Differential mode interference: It exists between the L-N lines, where current enters from L, flows through the positive terminal of the rectifier diode, then through the load, passes through the thermal ground, reaches the rectifier diode, and then returns to N. On this path, there are high-power devices with high-speed switches and diodes with extremely short reverse recovery time. The high-frequency interference generated by these devices will flow through the entire circuit and be detected by the receiver, resulting in conduction exceeding the standard.

Common mode interference: Common mode interference is caused by parasitic capacitance between the ground and the equipment cable. High frequency interference noise will pass through this parasitic capacitance, generating common mode current between the ground and the cable, resulting in common mode interference.

The following figure shows the conducted FALL data caused by differential mode interference.

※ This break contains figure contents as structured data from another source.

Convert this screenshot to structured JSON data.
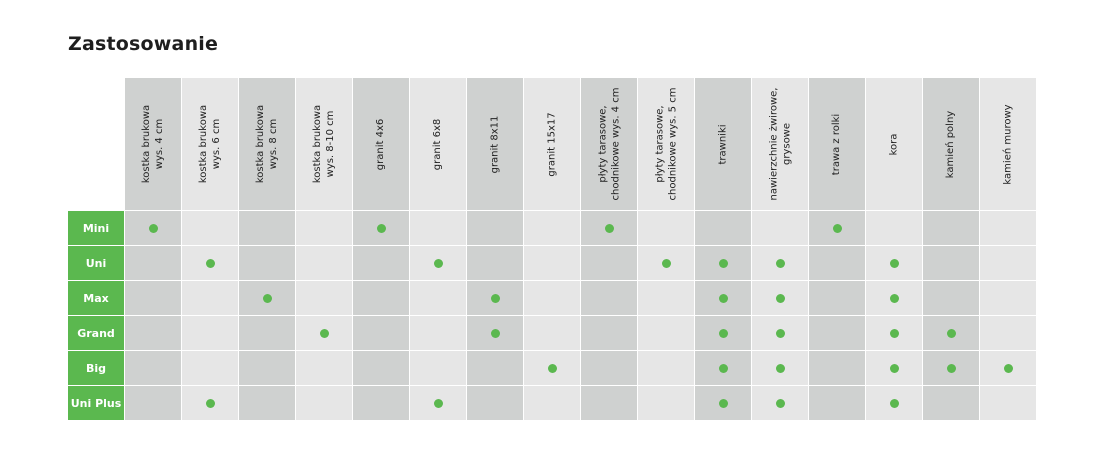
{
  "title": "Zastosowanie",
  "columns": [
    "kostka brukowa\nwys. 4 cm",
    "kostka brukowa\nwys. 6 cm",
    "kostka brukowa\nwys. 8 cm",
    "kostka brukowa\nwys. 8-10 cm",
    "granit 4x6",
    "granit 6x8",
    "granit 8x11",
    "granit 15x17",
    "płyty tarasowe,\nchodnikowe wys. 4 cm",
    "płyty tarasowe,\nchodnikowe wys. 5 cm",
    "trawniki",
    "nawierzchnie żwirowe,\ngrysowe",
    "trawa z rolki",
    "kora",
    "kamień polny",
    "kamień murowy"
  ],
  "rows": [
    {
      "label": "Mini",
      "marks": [
        1,
        0,
        0,
        0,
        1,
        0,
        0,
        0,
        1,
        0,
        0,
        0,
        1,
        0,
        0,
        0
      ]
    },
    {
      "label": "Uni",
      "marks": [
        0,
        1,
        0,
        0,
        0,
        1,
        0,
        0,
        0,
        1,
        1,
        1,
        0,
        1,
        0,
        0
      ]
    },
    {
      "label": "Max",
      "marks": [
        0,
        0,
        1,
        0,
        0,
        0,
        1,
        0,
        0,
        0,
        1,
        1,
        0,
        1,
        0,
        0
      ]
    },
    {
      "label": "Grand",
      "marks": [
        0,
        0,
        0,
        1,
        0,
        0,
        1,
        0,
        0,
        0,
        1,
        1,
        0,
        1,
        1,
        0
      ]
    },
    {
      "label": "Big",
      "marks": [
        0,
        0,
        0,
        0,
        0,
        0,
        0,
        1,
        0,
        0,
        1,
        1,
        0,
        1,
        1,
        1
      ]
    },
    {
      "label": "Uni Plus",
      "marks": [
        0,
        1,
        0,
        0,
        0,
        1,
        0,
        0,
        0,
        0,
        1,
        1,
        0,
        1,
        0,
        0
      ]
    }
  ],
  "colors": {
    "accent": "#5bb84f",
    "dark_column": "#cfd1d0",
    "light_column": "#e6e6e6"
  },
  "dark_columns": [
    0,
    2,
    4,
    6,
    8,
    10,
    12,
    14
  ]
}
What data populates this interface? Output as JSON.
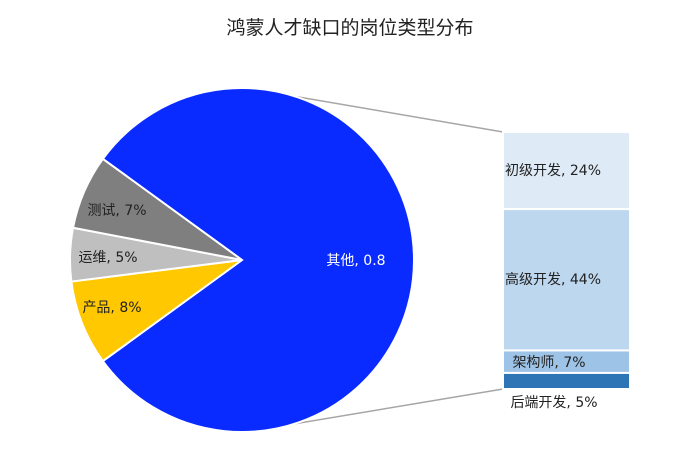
{
  "chart_data": {
    "type": "bar-of-pie",
    "title": "鸿蒙人才缺口的岗位类型分布",
    "pie": {
      "slices": [
        {
          "label": "其他, 0.8",
          "value": 0.8,
          "color": "#0a2bff"
        },
        {
          "label": "产品, 8%",
          "value": 0.08,
          "color": "#ffc800"
        },
        {
          "label": "运维, 5%",
          "value": 0.05,
          "color": "#bfbfbf"
        },
        {
          "label": "测试, 7%",
          "value": 0.07,
          "color": "#7f7f7f"
        }
      ]
    },
    "bar": {
      "segments": [
        {
          "label": "初级开发, 24%",
          "value": 0.24,
          "color": "#deebf7"
        },
        {
          "label": "高级开发, 44%",
          "value": 0.44,
          "color": "#bdd7ee"
        },
        {
          "label": "架构师, 7%",
          "value": 0.07,
          "color": "#9dc3e6"
        },
        {
          "label": "后端开发, 5%",
          "value": 0.05,
          "color": "#2e75b6"
        }
      ]
    },
    "legend": "none"
  }
}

The front-end of the test data exceeds the standard, which is caused by differential mode interference:

The following figure shows the EMI principle of switch mode power supply:

In the figure, CX2001 is a safety film capacitor (which appears as an open circuit when the capacitor is broken down or damaged). It spans between the L and N lines, and when the current between L-N flows through the load, it will bring high-frequency noise into the circuit. At this point, the function of the X capacitor is to form a circuit between the load and the X capacitor, allowing the high-frequency current to be diverted and consumed in the circuit without entering the mains power. That is, the short-circuit AC current through the capacitor prevents the interfering circuit from being connected to the outside.